Performing their annual Nutcracker Ballet at Seaford High School on December 13, Delaware Dance Alliance (DDA) continued their holiday tradition as they portrayed the famous story of a small girl who experiences an adventure in a dream-like world at the stroke of midnight on Christmas Eve. Dancers from First State Dance Academy in Milford brought to life toys, ornaments and animals as the girl attempted to rescue her nutcracker that was given to her as a Christmas present.
“The show went really well. A lot of people pulled through to get through some unexpected challenges which made it even more special,” commented Director Michele Xiques. “We had new costumes, props, scenery and parts added to our show this year.

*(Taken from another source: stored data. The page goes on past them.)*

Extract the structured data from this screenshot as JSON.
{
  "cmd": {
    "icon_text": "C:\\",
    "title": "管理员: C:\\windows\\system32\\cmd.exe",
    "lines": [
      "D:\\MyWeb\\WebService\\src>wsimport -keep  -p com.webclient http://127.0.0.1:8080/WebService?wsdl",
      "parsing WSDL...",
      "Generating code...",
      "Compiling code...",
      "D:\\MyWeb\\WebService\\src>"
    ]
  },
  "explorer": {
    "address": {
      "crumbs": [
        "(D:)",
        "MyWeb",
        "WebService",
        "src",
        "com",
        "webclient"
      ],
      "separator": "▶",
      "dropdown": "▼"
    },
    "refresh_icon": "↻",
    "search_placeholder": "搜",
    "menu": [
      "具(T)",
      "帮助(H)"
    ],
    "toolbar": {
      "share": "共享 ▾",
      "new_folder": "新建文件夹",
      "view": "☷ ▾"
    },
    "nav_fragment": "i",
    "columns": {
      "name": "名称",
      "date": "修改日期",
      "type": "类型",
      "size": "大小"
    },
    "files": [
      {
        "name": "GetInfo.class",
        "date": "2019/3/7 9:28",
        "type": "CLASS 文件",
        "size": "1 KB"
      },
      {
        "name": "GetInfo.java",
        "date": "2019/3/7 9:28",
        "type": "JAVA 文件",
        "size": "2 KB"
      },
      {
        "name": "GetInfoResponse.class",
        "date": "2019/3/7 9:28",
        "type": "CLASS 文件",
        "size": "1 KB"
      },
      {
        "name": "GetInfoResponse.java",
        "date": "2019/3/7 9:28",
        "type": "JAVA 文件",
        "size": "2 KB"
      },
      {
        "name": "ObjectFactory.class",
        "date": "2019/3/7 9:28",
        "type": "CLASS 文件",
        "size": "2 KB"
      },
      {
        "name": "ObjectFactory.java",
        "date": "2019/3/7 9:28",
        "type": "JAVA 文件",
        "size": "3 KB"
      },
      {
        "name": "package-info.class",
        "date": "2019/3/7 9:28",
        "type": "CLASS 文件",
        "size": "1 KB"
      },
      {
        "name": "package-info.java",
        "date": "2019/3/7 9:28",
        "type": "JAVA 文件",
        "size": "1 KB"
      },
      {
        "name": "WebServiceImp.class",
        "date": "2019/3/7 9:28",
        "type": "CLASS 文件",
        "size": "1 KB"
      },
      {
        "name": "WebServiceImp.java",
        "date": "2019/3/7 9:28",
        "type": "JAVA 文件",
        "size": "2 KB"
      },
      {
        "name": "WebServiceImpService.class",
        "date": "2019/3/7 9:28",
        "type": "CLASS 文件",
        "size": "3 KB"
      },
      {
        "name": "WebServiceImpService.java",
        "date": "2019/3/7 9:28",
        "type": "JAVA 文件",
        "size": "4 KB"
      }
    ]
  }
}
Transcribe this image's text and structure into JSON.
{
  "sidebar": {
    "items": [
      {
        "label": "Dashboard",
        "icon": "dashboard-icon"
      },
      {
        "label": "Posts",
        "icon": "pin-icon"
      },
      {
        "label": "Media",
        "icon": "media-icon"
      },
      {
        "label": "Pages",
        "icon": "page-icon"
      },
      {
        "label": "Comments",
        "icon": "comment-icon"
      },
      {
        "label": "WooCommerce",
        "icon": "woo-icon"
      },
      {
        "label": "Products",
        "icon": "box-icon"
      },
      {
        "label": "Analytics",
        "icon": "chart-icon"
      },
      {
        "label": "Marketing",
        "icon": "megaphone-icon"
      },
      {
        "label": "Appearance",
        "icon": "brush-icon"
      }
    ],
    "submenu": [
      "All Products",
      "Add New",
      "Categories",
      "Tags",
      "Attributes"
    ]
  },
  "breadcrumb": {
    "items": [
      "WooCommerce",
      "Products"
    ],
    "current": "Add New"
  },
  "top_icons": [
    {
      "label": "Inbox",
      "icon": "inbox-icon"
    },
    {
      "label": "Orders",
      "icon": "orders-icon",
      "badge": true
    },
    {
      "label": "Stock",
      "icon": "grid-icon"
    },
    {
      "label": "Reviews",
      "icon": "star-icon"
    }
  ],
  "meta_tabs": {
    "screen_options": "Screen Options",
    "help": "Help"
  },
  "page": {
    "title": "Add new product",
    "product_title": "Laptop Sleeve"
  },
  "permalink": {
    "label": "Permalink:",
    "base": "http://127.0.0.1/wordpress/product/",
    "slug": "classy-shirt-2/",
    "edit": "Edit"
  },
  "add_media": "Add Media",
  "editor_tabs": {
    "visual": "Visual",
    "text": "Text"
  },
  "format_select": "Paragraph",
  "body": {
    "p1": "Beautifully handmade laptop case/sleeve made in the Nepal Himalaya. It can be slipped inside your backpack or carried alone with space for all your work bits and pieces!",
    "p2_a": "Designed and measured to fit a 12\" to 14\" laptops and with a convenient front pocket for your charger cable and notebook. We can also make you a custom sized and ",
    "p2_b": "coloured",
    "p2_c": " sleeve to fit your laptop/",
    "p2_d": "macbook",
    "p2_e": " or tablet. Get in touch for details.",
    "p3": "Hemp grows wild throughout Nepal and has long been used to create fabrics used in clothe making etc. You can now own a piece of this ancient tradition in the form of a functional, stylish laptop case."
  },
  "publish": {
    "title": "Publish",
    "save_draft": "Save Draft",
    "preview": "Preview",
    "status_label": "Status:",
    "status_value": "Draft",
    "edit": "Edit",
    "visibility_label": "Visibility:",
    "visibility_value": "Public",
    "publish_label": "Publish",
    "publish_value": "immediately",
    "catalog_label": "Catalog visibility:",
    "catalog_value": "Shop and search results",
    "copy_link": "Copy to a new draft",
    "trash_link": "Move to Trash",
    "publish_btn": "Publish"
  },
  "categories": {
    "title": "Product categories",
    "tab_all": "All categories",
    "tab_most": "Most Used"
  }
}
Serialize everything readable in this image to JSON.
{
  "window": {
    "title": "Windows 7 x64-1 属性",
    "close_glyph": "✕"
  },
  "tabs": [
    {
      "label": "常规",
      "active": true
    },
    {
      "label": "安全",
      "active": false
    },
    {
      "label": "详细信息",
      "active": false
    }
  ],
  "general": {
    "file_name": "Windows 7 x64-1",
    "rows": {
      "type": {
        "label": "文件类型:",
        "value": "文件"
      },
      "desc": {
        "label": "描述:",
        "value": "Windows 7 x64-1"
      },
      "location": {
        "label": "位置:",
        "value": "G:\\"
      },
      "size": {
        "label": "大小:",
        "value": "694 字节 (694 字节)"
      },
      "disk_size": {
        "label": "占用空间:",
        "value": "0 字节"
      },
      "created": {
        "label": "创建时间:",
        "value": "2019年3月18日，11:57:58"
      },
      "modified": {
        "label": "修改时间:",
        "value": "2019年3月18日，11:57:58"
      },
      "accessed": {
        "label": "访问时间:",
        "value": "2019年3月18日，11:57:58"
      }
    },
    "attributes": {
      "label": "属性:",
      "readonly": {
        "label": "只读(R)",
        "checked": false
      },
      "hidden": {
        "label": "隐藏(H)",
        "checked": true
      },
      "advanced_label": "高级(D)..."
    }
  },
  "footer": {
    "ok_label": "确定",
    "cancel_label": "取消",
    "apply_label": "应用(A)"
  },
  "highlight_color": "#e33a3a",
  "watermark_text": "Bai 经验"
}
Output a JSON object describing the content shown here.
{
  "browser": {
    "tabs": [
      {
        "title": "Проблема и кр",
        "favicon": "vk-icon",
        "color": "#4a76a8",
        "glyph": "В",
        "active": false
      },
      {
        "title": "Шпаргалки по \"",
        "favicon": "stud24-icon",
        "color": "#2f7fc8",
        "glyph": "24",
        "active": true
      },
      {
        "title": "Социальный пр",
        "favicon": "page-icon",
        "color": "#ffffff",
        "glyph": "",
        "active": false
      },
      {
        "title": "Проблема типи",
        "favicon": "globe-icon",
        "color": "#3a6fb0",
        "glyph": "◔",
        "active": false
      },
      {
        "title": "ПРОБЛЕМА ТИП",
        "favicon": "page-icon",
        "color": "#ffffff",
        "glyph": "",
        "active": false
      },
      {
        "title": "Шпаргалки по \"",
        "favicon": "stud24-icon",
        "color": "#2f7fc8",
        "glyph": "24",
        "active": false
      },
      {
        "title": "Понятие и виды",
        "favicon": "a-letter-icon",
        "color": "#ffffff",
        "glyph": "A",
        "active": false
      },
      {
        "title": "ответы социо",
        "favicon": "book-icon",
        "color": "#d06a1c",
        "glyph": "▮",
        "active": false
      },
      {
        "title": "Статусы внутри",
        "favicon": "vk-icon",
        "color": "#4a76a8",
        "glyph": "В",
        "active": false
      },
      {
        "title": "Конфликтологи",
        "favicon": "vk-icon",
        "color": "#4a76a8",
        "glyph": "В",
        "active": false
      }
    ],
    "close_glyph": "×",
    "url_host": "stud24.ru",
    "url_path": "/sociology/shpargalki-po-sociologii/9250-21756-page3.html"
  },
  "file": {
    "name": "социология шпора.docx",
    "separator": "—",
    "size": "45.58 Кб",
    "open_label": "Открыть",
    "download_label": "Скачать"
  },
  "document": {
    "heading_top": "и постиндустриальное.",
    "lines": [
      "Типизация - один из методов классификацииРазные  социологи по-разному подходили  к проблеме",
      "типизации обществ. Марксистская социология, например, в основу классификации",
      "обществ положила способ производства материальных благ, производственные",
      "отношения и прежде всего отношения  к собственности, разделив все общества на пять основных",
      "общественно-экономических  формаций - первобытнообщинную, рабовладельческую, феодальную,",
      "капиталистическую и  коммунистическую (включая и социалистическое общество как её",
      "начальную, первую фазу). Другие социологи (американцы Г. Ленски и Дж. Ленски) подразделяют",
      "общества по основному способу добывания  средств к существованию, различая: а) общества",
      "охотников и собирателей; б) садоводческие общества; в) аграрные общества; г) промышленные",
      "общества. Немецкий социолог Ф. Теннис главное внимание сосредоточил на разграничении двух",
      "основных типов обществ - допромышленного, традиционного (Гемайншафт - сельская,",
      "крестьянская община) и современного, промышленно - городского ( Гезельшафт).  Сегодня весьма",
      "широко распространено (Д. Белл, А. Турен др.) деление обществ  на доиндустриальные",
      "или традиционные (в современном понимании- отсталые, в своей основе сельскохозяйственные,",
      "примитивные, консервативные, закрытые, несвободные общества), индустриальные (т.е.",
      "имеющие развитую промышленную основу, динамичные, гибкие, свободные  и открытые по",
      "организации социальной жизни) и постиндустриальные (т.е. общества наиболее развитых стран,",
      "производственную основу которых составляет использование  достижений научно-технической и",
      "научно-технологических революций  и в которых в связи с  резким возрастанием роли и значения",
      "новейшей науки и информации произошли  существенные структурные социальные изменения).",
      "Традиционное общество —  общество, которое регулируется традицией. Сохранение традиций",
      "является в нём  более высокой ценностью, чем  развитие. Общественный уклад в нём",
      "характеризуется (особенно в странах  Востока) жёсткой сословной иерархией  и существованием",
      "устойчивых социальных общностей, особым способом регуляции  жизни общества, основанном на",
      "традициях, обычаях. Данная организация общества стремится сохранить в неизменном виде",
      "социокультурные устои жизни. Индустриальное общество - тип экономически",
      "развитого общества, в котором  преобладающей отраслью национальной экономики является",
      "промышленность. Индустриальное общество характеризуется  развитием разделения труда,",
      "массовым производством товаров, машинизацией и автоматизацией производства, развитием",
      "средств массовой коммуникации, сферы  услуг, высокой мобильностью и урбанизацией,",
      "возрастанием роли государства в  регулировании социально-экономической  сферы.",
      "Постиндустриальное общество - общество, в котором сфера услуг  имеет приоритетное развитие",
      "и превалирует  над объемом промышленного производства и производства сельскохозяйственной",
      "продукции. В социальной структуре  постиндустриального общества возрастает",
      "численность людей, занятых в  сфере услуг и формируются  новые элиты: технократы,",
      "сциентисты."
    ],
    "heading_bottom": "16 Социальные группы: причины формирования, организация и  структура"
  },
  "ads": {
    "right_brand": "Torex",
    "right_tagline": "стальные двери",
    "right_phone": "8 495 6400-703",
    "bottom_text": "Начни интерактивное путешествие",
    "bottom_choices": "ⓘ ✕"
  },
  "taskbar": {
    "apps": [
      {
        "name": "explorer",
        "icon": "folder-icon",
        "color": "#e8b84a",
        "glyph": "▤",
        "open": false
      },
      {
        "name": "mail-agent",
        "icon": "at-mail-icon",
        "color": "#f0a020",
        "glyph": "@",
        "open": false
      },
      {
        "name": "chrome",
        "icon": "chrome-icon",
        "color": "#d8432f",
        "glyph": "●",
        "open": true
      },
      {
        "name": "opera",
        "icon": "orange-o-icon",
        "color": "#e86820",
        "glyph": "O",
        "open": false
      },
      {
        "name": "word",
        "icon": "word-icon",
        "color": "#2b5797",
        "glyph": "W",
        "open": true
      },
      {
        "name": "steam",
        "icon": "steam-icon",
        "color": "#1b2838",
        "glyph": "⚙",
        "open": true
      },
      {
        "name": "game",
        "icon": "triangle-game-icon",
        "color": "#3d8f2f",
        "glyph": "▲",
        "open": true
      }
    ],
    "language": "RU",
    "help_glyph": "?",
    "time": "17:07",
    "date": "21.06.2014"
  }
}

My favorite part of the entire experience was to see the final product on stage and to see the pride and accomplishments of my dancers and everyone involved.”
Several young men from First State Dance Academy, ranging in age from12 to 21, were featured in the DDA performance. Xiques says she sees a resurgence of male dancers in ballet and continues to encourage boys of all ages in the community to get involved in dance. She states that national television shows like Dancing With The Stars and So You Think You Can Dance have played a large role in breaking down gender barriers in ballet.
Owen Lawson, 14 years old, performed the part of Columbine Doll and Snow King during Saturday’s performance. Dancing for over 10 years, Lawson has received many accolades including a full scholarship to study year round with the Central Pennsylvania Youth Ballet. This year, he competed at the New York City Dance Alliance (NYCDA) competition in Baltimore, Maryland, where his solo performance earned him High Gold, the Triple Threat Award and acceptance to their Summer Dance Intensive in New York City. FSDA has allowed Lawson to fully understand how hard work and a constant drive towards a goal pays off.
“[Dance] is different than sports. There is not a single season, it lasts all all year long,” said Lawson. “The best part is seeing all of your hard work pay off during a performance.”
Austin Gardner, 21 years old, has been dancing with FSDA for over 10 years. Performing the General in the battle scene in the Nutcracker Ballet, Gardner has also performed in the First State Dance Academy performance of Pirates of the Caribbean. He states that he started to pursue ballet out of curiosity. “It was really intriguing to see the dancers move their bodies in certain ways,” said Gardner. A black belt in martial arts, he states that much of that movement is similar to ballet. He enjoys being a part of FSDA because of the diversity he sees in his fellow dancers. “We have so many different styles of dancers whether it’s Hip Hop, Modern or Classical Ballet.”
Tyler Wright, 12 years old, has been dancing for five and a half years and has performed in both the Jazz Nutcraker and Nutcracker Ballet by Diamond Dance Company. Admitting that his sister was the one to “drag him into the dance studio”, Wright says that he now really enjoys the experiences he shares with his sister and other dancers. “I did not want to go at first but now it is so much fun,” said Wright. “Dance can take you a lot of places and I am looking forward to seeing where it takes me.”
Dustin Wilkins, 21 years old, has been dancing for nine years and has performed in the Jazz Nutcracker, Don Quixote and Pippi Longstocking. His sister also had a hand in getting him involved in dance as Wilkins started to have fun learning that dance is much more than pirouettes. “It is fun doing the tricks, throwing and catching the girls,” he said. “I like to push myself to see how good I can be.”
Director Michele Xiques, who has been recognized by the Delaware Division of the Arts this year as she received the Emerging Fellowship Award, states that involving male dancers is very important for the art of dance and also the young men themselves. “Professional athletes are starting to see the importance of studying dance,” said Xiques. “It can not only help young men to learn balance, strength and agility but also trust, commitment and discipline.”